Here are some suggestions for academics or experts needing to present to a broad audience:

Signpost For User Experience

Your audience, or users, may be from such a broad base they don’t understand the relevance of your subject. It will help your cause to demonstrate this. Use an equivalent of keywords and tags when we first hear from you, so we know the key ideas in your domain.

And also helpful at the outset to set content in context of the whole event theme, which is what will have attracted many of us to be there.

Like web design, a presentation is a container for content: we need to understand how we share a path through this.

Show Don’t Tell

Academic acclaim may come through rigour, analysis of much detail, and giving a full picture. Presentation acclaim from a broad audience, is unlikely to…

Clever thinking in web design and presentation design comes from incisiveness and asking ‘ What is my user group/audience’s most pressing interest on first encounter?’

If you can’t answer this, then – doh – maybe you forgot to ask the organizers for a list of attendees beforehand – or maybe, you just shouldn’t be presenting. Your thing could be irrelevant to why people are there…

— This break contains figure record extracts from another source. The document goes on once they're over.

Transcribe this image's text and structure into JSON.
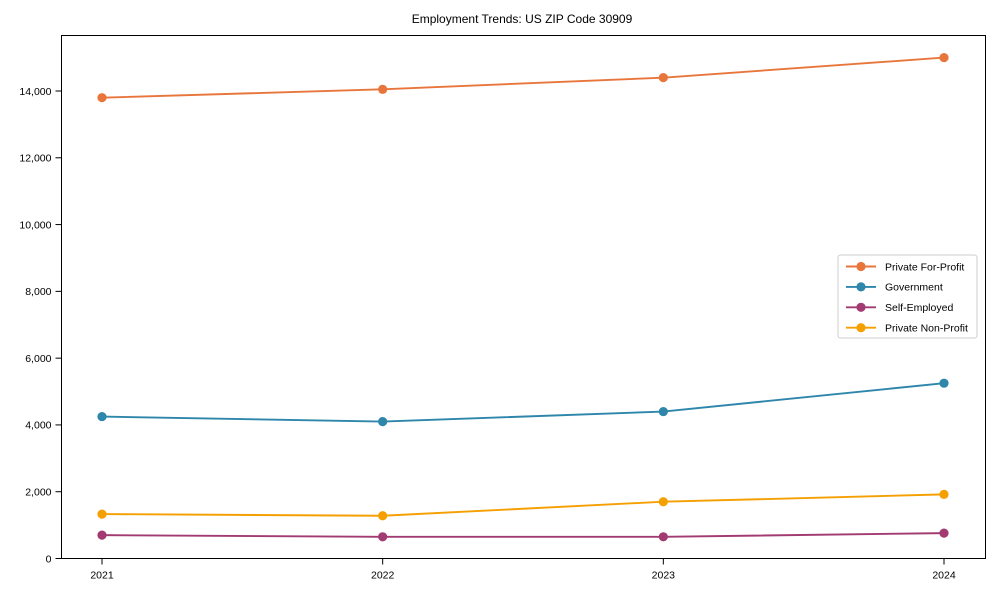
{
  "chart_data": {
    "type": "line",
    "title": "Employment Trends: US ZIP Code 30909",
    "xlabel": "",
    "ylabel": "",
    "grid": false,
    "legend": {
      "position": "center-right",
      "entries": [
        "Private For-Profit",
        "Government",
        "Self-Employed",
        "Private Non-Profit"
      ]
    },
    "x_axis": {
      "ticks": [
        {
          "value": 2021,
          "label": "2021"
        },
        {
          "value": 2022,
          "label": "2022"
        },
        {
          "value": 2023,
          "label": "2023"
        },
        {
          "value": 2024,
          "label": "2024"
        }
      ]
    },
    "y_axis": {
      "ylim": [
        0,
        15700
      ],
      "ticks": [
        {
          "value": 0,
          "label": "0"
        },
        {
          "value": 2000,
          "label": "2,000"
        },
        {
          "value": 4000,
          "label": "4,000"
        },
        {
          "value": 6000,
          "label": "6,000"
        },
        {
          "value": 8000,
          "label": "8,000"
        },
        {
          "value": 10000,
          "label": "10,000"
        },
        {
          "value": 12000,
          "label": "12,000"
        },
        {
          "value": 14000,
          "label": "14,000"
        }
      ]
    },
    "series": [
      {
        "name": "Private For-Profit",
        "color": "#E8763C",
        "marker": "circle",
        "values": [
          13800,
          14050,
          14400,
          15000
        ]
      },
      {
        "name": "Government",
        "color": "#2E86AB",
        "marker": "circle",
        "values": [
          4250,
          4100,
          4400,
          5250
        ]
      },
      {
        "name": "Self-Employed",
        "color": "#A23B72",
        "marker": "circle",
        "values": [
          700,
          650,
          650,
          760
        ]
      },
      {
        "name": "Private Non-Profit",
        "color": "#F5A002",
        "marker": "circle",
        "values": [
          1330,
          1280,
          1700,
          1920
        ]
      }
    ],
    "colors": {
      "spine": "#000000",
      "tick_text": "#000000",
      "legend_border": "#cccccc",
      "legend_background": "#ffffff",
      "plot_background": "#ffffff"
    }
  }
}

Here’s information told, and then shown:

And appropriate images = impact and stickability.

Extract Your Key Learning And Direct Us How We May Use It

If we’re still listening after you’ve been going for five minutes, this is good, and possibly shows we’ve accepted your expertise. We’ll want greater engagement and indicators as to what we can do with what you’ve learnt so far. You’ll need to empathize with, and research us, to do this.

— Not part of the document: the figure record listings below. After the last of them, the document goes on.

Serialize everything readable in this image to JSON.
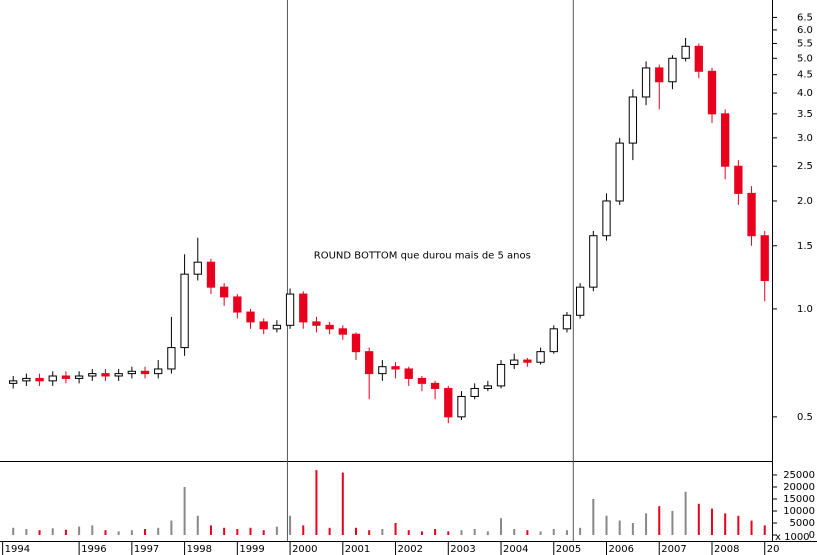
{
  "chart_data": {
    "type": "candlestick",
    "annotation": "ROUND BOTTOM que durou mais de 5 anos",
    "annotation_position": [
      2000.45,
      1.41
    ],
    "vlines": [
      1999.95,
      2005.37
    ],
    "log_scale": true,
    "up_color": "#ffffff",
    "down_color": "#e8001c",
    "x": [
      1994.75,
      1995.0,
      1995.25,
      1995.5,
      1995.75,
      1996.0,
      1996.25,
      1996.5,
      1996.75,
      1997.0,
      1997.25,
      1997.5,
      1997.75,
      1998.0,
      1998.25,
      1998.5,
      1998.75,
      1999.0,
      1999.25,
      1999.5,
      1999.75,
      2000.0,
      2000.25,
      2000.5,
      2000.75,
      2001.0,
      2001.25,
      2001.5,
      2001.75,
      2002.0,
      2002.25,
      2002.5,
      2002.75,
      2003.0,
      2003.25,
      2003.5,
      2003.75,
      2004.0,
      2004.25,
      2004.5,
      2004.75,
      2005.0,
      2005.25,
      2005.5,
      2005.75,
      2006.0,
      2006.25,
      2006.5,
      2006.75,
      2007.0,
      2007.25,
      2007.5,
      2007.75,
      2008.0,
      2008.25,
      2008.5,
      2008.75,
      2009.0
    ],
    "open": [
      0.62,
      0.63,
      0.64,
      0.63,
      0.65,
      0.64,
      0.65,
      0.66,
      0.65,
      0.66,
      0.67,
      0.66,
      0.68,
      0.78,
      1.25,
      1.35,
      1.15,
      1.08,
      0.98,
      0.92,
      0.88,
      0.9,
      1.1,
      0.92,
      0.9,
      0.88,
      0.85,
      0.76,
      0.66,
      0.69,
      0.68,
      0.64,
      0.62,
      0.6,
      0.5,
      0.57,
      0.6,
      0.61,
      0.7,
      0.72,
      0.71,
      0.76,
      0.88,
      0.96,
      1.15,
      1.6,
      2.0,
      2.9,
      3.9,
      4.7,
      4.3,
      5.0,
      5.4,
      4.6,
      3.5,
      2.5,
      2.1,
      1.6
    ],
    "high": [
      0.65,
      0.66,
      0.66,
      0.67,
      0.67,
      0.67,
      0.68,
      0.68,
      0.68,
      0.69,
      0.69,
      0.72,
      0.95,
      1.42,
      1.58,
      1.38,
      1.18,
      1.1,
      1.0,
      0.94,
      0.93,
      1.14,
      1.12,
      0.95,
      0.92,
      0.9,
      0.86,
      0.78,
      0.72,
      0.71,
      0.69,
      0.65,
      0.63,
      0.61,
      0.59,
      0.62,
      0.63,
      0.72,
      0.75,
      0.73,
      0.78,
      0.9,
      0.98,
      1.18,
      1.65,
      2.1,
      3.0,
      4.1,
      4.9,
      4.8,
      5.1,
      5.7,
      5.5,
      4.7,
      3.6,
      2.6,
      2.2,
      1.65
    ],
    "low": [
      0.6,
      0.61,
      0.61,
      0.61,
      0.62,
      0.62,
      0.63,
      0.63,
      0.63,
      0.64,
      0.64,
      0.64,
      0.66,
      0.74,
      1.2,
      1.1,
      1.02,
      0.94,
      0.88,
      0.85,
      0.86,
      0.88,
      0.88,
      0.86,
      0.85,
      0.82,
      0.72,
      0.56,
      0.63,
      0.64,
      0.61,
      0.59,
      0.56,
      0.48,
      0.49,
      0.56,
      0.59,
      0.6,
      0.68,
      0.69,
      0.7,
      0.75,
      0.86,
      0.94,
      1.12,
      1.55,
      1.95,
      2.6,
      3.7,
      3.6,
      4.1,
      4.9,
      4.4,
      3.3,
      2.3,
      1.95,
      1.5,
      1.05
    ],
    "close": [
      0.63,
      0.64,
      0.63,
      0.65,
      0.64,
      0.65,
      0.66,
      0.65,
      0.66,
      0.67,
      0.66,
      0.68,
      0.78,
      1.25,
      1.35,
      1.15,
      1.08,
      0.98,
      0.92,
      0.88,
      0.9,
      1.1,
      0.92,
      0.9,
      0.88,
      0.85,
      0.76,
      0.66,
      0.69,
      0.68,
      0.64,
      0.62,
      0.6,
      0.5,
      0.57,
      0.6,
      0.61,
      0.7,
      0.72,
      0.71,
      0.76,
      0.88,
      0.96,
      1.15,
      1.6,
      2.0,
      2.9,
      3.9,
      4.7,
      4.3,
      5.0,
      5.4,
      4.6,
      3.5,
      2.5,
      2.1,
      1.6,
      1.2
    ],
    "volume": [
      3000,
      2500,
      2000,
      2800,
      2200,
      3500,
      4000,
      2000,
      1500,
      2000,
      2500,
      3000,
      6000,
      20000,
      8000,
      4000,
      3000,
      2500,
      3000,
      2000,
      3500,
      8000,
      4000,
      27000,
      3000,
      26000,
      3000,
      2000,
      2500,
      5000,
      2000,
      1500,
      2500,
      1500,
      2000,
      2500,
      1500,
      7000,
      2500,
      2000,
      1500,
      2500,
      2000,
      3000,
      15000,
      8000,
      6000,
      5000,
      9000,
      12000,
      10000,
      18000,
      13000,
      11000,
      9000,
      8000,
      6000,
      4000
    ],
    "xlim": [
      1994.5,
      2009.1
    ],
    "xticks": [
      {
        "value": 1994.55,
        "label": "1994"
      },
      1996,
      1997,
      1998,
      1999,
      2000,
      2001,
      2002,
      2003,
      2004,
      2005,
      2006,
      2007,
      2008,
      {
        "value": 2009,
        "label": "20"
      }
    ],
    "ylim": [
      0.379,
      7.27
    ],
    "yticks": [
      0.5,
      {
        "value": 1,
        "label": "1.0"
      },
      1.5,
      {
        "value": 2,
        "label": "2.0"
      },
      2.5,
      {
        "value": 3,
        "label": "3.0"
      },
      3.5,
      {
        "value": 4,
        "label": "4.0"
      },
      4.5,
      {
        "value": 5,
        "label": "5.0"
      },
      5.5,
      {
        "value": 6,
        "label": "6.0"
      },
      6.5
    ],
    "volume_ylim": [
      0,
      30400
    ],
    "volume_ticks": [
      0,
      5000,
      10000,
      15000,
      20000,
      25000
    ],
    "volume_unit_label": "x 1000"
  }
}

Web designers know that if visitors are spending time on sites, they need to be provided with links and content to continue the conversation and come back for more.

Be Human

Showing how smart you are, and distinguished from the rest of us, is a form of defensiveness. Most of us will be there with hope of some sort of collaborative learning and problem-solving occurring…what might they be?

Good web design shows that glib and gimmicky interactive techniques don’t further conversation and engagement with users. Considered discussion and comments do.

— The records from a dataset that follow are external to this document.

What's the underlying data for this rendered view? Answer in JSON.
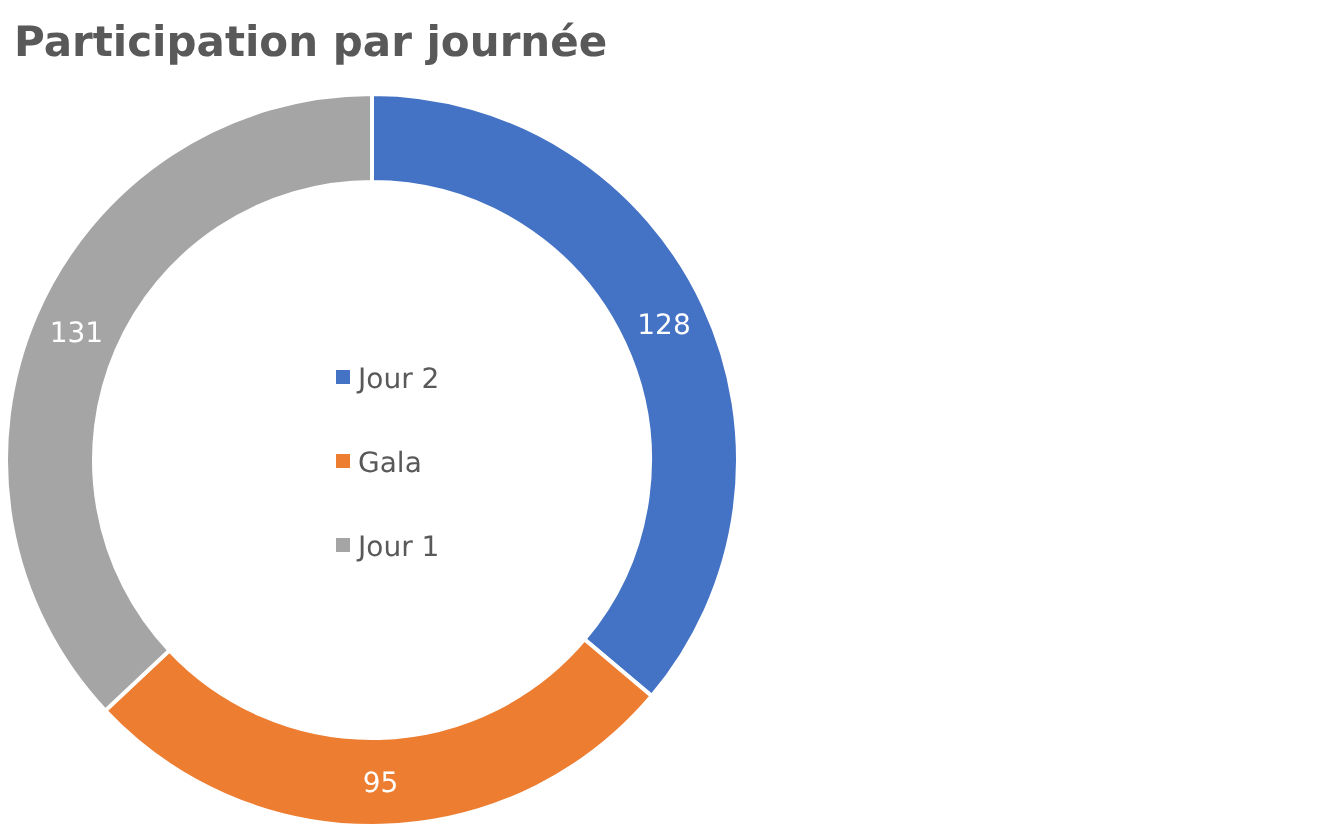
{
  "chart_data": {
    "type": "donut",
    "title": "Participation par journée",
    "categories": [
      "Jour 2",
      "Gala",
      "Jour 1"
    ],
    "values": [
      128,
      95,
      131
    ],
    "colors": [
      "#4472c4",
      "#ed7d31",
      "#a5a5a5"
    ],
    "data_labels": true,
    "legend": "center"
  }
}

To end with a plea then. Please can academic presenters everywhere drop the protective cloak of ‘I who know best’ and venture out to us metaphorically naked. We’d like an offer of ‘I hope to have some sort of clue about where you may be coming from’.

We’ll love you for it and want you to come back for more.

By szcz

4 thoughts on “What Academic Presenters Can Learn From Web Design”
  1. Well done Philippa. “Show don’t tell” should be tattooed on every presenter’s hand. I have sat through thousands of presentations of bullet-points: if you’re reading them you’re not listening, and if you don’t read them then why have them? Give me pictures and explain them to me!
    Now, when I do presentations, I ask myself “Is every word really necessary and is it adding anything?”.

    1. Hi Richard

      Thanks a lot for this helpful idea. It’s exactly what good web copy is about too. Suspect some presenters get confused between ‘denying complexity’ and ‘shaping complexity’. Ruthless editing and focussing content is actually rigorous and demanding.

      Will get down from soap box now before I add anything unnecessary and wish you a good weekend.

  2. Somewhat similar to the advice my old college tutor gave me regarding the way to answer an exam question; 1. Reflect on the question and say what you are going to say, especially by contextualising it. 2. Say it. 3. Summarise, by saying what you have said. It seemed to work for most of us.

    1. Thank you Penarth Man. Seems like a perfect formula if the question becomes conference theme.

      May only fair winds blow on your pier this week – and delighted you could pop by.